Bao Zeqing, Tom Gary, Cheng Austin, Watchorn Jeffrey, Aspuru-Guzik Alán, Allen Christine
Leslie Dan Faculty of Pharmacy, University of Toronto, Toronto, ON, M5S 3M2, Canada.
Department of Chemistry, University of Toronto, Toronto, ON, M5S 3H6, Canada.
J Cheminform. 2024 Oct 28;16(1):117. doi: 10.1186/s13321-024-00911-3.
Drug solubility is an important parameter in the drug development process, yet it is often tedious and challenging to measure, especially for expensive drugs or those available in small quantities. To alleviate these challenges, machine learning (ML) has been applied to predict drug solubility as an alternative approach. However, the majority of existing ML research has focused on the predictions of aqueous solubility and/or solubility at specific temperatures, which restricts the model applicability in pharmaceutical development. To bridge this gap, we compiled a dataset of 27,000 solubility datapoints, including solubility of small molecules measured in a range of binary solvent mixtures under various temperatures. Next, a panel of ML models were trained on this dataset with their hyperparameters tuned using Bayesian optimization. The resulting top-performing models, both gradient boosted decision trees (light gradient boosting machine and extreme gradient boosting), achieved mean absolute errors (MAE) of 0.33 for LogS (S in g/100 g) on the holdout set. These models were further validated through a prospective study, wherein the solubility of four drug molecules were predicted by the models and then validated with in-house solubility experiments. This prospective study demonstrated that the models accurately predicted the solubility of solutes in specific binary solvent mixtures under different temperatures, especially for drugs whose features closely align within the solutes in the dataset (MAE < 0.5 for LogS). To support future research and facilitate advancements in the field, we have made the dataset and code openly available. Scientific contribution Our research advances the state-of-the-art in predicting solubility for small molecules by leveraging ML and a uniquely comprehensive dataset. Unlike existing ML studies that predominantly focus on solubility in aqueous solvents at fixed temperatures, our work enables prediction of drug solubility in a variety of binary solvent mixtures over a broad temperature range, providing practical insights on the modeling of solubility for realistic pharmaceutical applications. These advancements along with the open access dataset and code support significant steps in the drug development process including new molecule discovery, drug analysis and formulation.

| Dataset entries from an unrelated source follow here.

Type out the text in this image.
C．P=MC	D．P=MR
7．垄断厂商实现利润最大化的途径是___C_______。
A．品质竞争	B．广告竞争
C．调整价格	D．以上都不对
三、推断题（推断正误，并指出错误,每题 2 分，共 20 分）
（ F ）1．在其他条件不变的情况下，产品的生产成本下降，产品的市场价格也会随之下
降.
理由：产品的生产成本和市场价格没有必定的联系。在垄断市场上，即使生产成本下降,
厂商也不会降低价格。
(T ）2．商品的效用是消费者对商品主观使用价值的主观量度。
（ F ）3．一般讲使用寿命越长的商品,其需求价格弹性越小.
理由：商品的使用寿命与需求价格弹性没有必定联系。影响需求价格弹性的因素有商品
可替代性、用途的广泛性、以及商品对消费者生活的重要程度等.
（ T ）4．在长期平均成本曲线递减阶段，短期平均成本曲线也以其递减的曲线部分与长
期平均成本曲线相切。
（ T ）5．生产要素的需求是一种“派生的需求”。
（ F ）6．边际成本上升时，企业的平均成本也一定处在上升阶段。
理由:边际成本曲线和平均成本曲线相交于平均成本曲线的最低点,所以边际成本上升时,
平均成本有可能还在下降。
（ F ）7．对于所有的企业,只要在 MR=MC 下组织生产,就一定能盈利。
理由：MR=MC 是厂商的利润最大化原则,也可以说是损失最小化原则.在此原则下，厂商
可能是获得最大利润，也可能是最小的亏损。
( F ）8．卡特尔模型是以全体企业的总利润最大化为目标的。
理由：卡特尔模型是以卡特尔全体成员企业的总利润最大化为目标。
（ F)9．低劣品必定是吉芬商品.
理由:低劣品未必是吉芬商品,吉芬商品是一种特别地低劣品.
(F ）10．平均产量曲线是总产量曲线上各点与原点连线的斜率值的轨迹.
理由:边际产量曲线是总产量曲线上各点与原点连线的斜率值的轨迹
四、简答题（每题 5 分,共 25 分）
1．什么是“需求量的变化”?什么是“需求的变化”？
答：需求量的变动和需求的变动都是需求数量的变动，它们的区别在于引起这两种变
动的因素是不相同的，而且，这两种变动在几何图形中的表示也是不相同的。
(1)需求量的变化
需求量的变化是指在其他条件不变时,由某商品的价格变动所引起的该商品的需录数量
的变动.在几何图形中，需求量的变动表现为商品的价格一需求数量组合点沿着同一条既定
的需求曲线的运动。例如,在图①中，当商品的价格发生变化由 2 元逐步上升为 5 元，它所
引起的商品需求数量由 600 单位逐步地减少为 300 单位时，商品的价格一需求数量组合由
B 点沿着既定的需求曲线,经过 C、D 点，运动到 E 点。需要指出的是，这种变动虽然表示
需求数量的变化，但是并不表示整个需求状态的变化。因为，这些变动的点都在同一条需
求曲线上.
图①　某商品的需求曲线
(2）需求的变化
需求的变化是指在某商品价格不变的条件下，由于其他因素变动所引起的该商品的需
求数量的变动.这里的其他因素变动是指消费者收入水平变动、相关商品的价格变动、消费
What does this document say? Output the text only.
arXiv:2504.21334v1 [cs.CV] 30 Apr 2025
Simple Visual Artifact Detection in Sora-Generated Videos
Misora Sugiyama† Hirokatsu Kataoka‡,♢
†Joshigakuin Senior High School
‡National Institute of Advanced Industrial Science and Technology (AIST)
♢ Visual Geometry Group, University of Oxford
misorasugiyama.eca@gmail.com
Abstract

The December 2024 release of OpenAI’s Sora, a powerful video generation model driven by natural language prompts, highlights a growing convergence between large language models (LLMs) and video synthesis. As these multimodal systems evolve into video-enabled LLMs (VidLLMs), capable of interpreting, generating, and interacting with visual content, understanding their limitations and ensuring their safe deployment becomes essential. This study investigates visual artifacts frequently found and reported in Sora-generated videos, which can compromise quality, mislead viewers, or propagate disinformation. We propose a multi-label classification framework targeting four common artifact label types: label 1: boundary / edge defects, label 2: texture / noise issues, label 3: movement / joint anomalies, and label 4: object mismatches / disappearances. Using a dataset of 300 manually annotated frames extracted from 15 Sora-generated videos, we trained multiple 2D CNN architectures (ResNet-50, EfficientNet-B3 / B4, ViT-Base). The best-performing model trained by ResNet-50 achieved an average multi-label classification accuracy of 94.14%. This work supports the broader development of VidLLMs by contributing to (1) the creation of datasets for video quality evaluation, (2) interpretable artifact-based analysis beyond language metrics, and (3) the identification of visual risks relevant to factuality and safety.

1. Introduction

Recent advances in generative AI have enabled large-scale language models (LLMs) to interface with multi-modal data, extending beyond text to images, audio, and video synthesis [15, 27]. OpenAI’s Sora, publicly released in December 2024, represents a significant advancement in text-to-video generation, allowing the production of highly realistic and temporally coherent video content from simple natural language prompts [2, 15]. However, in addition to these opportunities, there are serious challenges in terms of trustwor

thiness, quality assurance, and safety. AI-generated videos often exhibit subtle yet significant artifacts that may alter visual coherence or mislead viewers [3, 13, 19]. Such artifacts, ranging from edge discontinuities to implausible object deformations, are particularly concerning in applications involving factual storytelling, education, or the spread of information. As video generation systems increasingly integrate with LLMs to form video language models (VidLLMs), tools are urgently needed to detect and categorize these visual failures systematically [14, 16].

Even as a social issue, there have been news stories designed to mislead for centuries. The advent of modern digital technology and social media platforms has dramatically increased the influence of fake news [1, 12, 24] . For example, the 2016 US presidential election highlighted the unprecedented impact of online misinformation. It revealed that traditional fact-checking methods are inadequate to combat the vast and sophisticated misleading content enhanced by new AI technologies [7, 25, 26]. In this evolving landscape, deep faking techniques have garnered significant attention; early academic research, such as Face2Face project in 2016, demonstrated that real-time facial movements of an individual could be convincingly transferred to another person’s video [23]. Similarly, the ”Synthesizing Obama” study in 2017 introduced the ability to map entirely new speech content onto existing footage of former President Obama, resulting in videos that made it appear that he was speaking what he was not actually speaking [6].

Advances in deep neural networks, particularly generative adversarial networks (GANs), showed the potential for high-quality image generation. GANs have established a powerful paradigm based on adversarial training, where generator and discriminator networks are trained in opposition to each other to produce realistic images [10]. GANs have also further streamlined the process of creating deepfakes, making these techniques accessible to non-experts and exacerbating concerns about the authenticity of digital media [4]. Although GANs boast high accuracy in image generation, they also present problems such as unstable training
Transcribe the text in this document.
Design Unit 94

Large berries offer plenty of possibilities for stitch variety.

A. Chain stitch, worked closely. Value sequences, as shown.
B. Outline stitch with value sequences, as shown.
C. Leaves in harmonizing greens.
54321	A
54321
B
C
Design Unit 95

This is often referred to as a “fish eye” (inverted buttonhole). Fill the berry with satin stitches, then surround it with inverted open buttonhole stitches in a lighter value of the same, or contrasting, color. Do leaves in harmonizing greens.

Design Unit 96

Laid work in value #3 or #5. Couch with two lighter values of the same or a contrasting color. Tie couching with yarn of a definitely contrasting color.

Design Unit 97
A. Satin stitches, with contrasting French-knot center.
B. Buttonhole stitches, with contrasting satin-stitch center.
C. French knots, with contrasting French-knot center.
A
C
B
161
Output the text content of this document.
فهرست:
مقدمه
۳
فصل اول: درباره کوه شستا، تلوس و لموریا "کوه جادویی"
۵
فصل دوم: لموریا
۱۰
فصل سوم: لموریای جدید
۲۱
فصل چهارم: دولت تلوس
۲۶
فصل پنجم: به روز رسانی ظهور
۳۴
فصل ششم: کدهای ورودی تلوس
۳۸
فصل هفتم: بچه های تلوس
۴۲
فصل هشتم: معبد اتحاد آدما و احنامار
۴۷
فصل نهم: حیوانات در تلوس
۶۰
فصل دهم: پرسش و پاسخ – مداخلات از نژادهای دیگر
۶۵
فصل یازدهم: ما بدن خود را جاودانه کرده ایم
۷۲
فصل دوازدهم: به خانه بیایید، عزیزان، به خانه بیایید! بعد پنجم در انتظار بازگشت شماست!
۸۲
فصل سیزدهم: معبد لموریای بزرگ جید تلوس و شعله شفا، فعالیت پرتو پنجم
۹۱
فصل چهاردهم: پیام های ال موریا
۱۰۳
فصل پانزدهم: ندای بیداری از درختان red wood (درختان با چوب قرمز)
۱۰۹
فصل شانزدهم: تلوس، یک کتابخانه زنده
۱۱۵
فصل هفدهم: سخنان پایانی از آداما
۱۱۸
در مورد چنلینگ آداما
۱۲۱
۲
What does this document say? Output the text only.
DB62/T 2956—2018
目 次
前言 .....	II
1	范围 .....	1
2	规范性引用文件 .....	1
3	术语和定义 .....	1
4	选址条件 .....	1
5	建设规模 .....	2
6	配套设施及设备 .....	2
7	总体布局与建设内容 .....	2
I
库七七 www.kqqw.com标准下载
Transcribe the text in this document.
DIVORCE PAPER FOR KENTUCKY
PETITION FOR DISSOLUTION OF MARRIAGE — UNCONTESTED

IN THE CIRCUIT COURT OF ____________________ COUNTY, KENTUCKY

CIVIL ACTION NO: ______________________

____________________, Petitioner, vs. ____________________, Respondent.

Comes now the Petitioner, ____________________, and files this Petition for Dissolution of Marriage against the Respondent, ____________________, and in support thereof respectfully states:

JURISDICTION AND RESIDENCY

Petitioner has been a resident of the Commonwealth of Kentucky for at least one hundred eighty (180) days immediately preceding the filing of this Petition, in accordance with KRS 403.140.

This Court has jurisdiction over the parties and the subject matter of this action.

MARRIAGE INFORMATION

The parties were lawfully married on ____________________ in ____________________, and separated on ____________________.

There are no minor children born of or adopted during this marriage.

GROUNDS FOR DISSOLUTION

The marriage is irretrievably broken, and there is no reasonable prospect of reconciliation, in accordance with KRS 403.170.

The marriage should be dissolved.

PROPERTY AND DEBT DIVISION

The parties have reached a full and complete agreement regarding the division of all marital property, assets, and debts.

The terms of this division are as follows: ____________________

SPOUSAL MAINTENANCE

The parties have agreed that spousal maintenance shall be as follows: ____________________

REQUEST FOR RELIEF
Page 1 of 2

药物溶解度是药物研发过程中的一个重要参数,但测量起来往往繁琐且具有挑战性,尤其是对于昂贵药物或少量可用的药物。为了缓解这些挑战,机器学习(ML)已被应用于预测药物溶解度,作为一种替代方法。然而,大多数现有的ML研究都集中在水溶解度和/或特定温度下的溶解度预测上,这限制了模型在药物研发中的适用性。为了弥补这一差距,我们编制了一个包含27000个溶解度数据点的数据集,包括在不同温度下一系列二元溶剂混合物中测量的小分子溶解度。接下来,在这个数据集上训练了一组ML模型,并使用贝叶斯优化对其超参数进行了调整。由此产生的表现最佳的模型,即梯度提升决策树(轻梯度提升机和极端梯度提升),在验证集上对LogS(S以g/100 g为单位)的平均绝对误差(MAE)为0.33。这些模型通过一项前瞻性研究进一步得到验证,在该研究中,模型预测了四种药物分子的溶解度,然后通过内部溶解度实验进行了验证。这项前瞻性研究表明,这些模型准确地预测了溶质在不同温度下特定二元溶剂混合物中的溶解度,特别是对于其特征与数据集中溶质密切匹配的药物(LogS的MAE < 0.5)。为了支持未来的研究并促进该领域的进步,我们已将数据集和代码公开提供。科学贡献我们的研究通过利用ML和一个独特的全面数据集,推动了小分子溶解度预测方面的技术发展。与现有的主要关注固定温度下水溶性的ML研究不同,我们的工作能够预测药物在广泛温度范围内各种二元溶剂混合物中的溶解度,为实际药物应用中的溶解度建模提供了实用见解。这些进展以及开放获取的数据集和代码支持了药物研发过程中的重要步骤,包括新分子发现、药物分析和制剂开发。